TEMYİZ EDENİN İDDİALARI: Davalı idare tarafından, soruşturma zamanaşımının başladığı günün disiplin fiilinin, diğer bir ifadeyle suç vasfının öğrenildiği gün olduğu, bu tarihin ise soruşturma onayının verildiği tarih olduğu, bu sebeple işlemin 657 sayılı Kanun'un 127. maddesin'de belirtilen soruşturma zamanaşımı süresi içinde tesis edildiği ileri sürülerek İdare Mahkemesi kararının bozulması gerektiği ileri sürülmektedir.
KARŞI TARAFIN SAVUNMASI: Davacı tarafından, savunma verilmemiştir.
DANIŞTAY TETKİK HÂKİMİ: …
DÜŞÜNCESİ: Temyiz isteminin reddi ile usul ve yasaya uygun olan İdare Mahkemesi kararının onanması gerektiği düşünülmektedir.
TÜRK MİLLETİ ADINA
Karar veren Danıştay Onikinci Dairesince, Tetkik Hâkiminin açıklamaları dinlendikten ve dosyadaki belgeler incelendikten sonra gereği görüşüldü:
HUKUKİ DEĞERLENDİRME:
2577 sayılı İdari Yargılama Usulü Kanunu'nun 6545 sayılı Kanun ile değişik 50/4. maddesinde, Danıştayın bozma kararına uyulduğu takdirde, bu kararın temyiz incelemesinin bozma kararına uygunlukla sınırlı olarak yapılacağı hükmüne yer verilmiştir.

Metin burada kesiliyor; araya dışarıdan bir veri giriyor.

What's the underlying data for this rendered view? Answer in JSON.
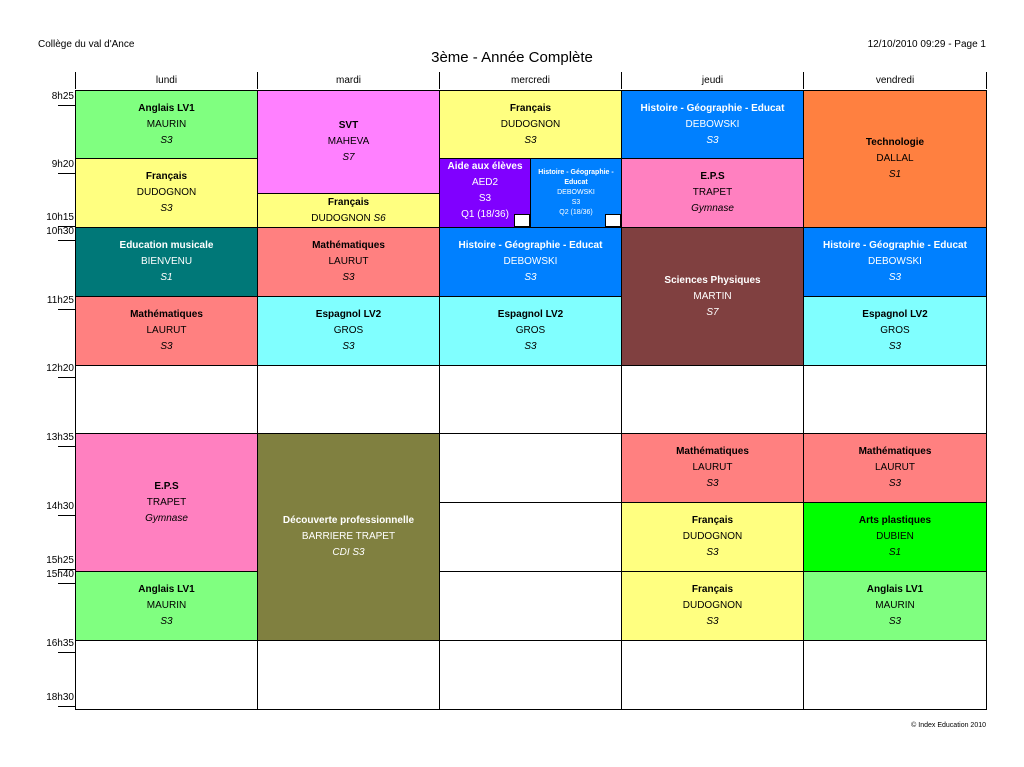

Temyizen incelenen kararda, İdare Mahkemesince bozma kararında belirtilen esaslara uyulduğu anlaşılmış olup, dilekçede ileri sürülen temyiz nedenleri kararın bozulmasını gerektirecek nitelikte görülmemiştir.
KARAR SONUCU:
Açıklanan nedenlerle;
1. Davalı idarenin temyiz isteminin reddine,
2. Dava konusu işlemin yukarıda özetlenen gerekçeyle iptali yolundaki .... İdare Mahkemesinin ... tarih ve E:..., K:... sayılı temyize konu kararının ONANMASINA,
3. Temyiz giderlerinin istemde bulunan üzerinde bırakılmasına,
4. Dosyanın anılan mahkemeye gönderilmesine,
5. 2577 sayılı Kanun'un (Geçici 8. maddesi uyarınca uygulanmasına devam edilen) 54. maddesinin birinci fıkrası uyarınca bu kararın tebliğ tarihini izleyen günden itibaren 15 (onbeş) gün içinde karar düzeltme yolu açık olmak üzere 17/11/2020 tarihinde oybirliğiyle karar verildi.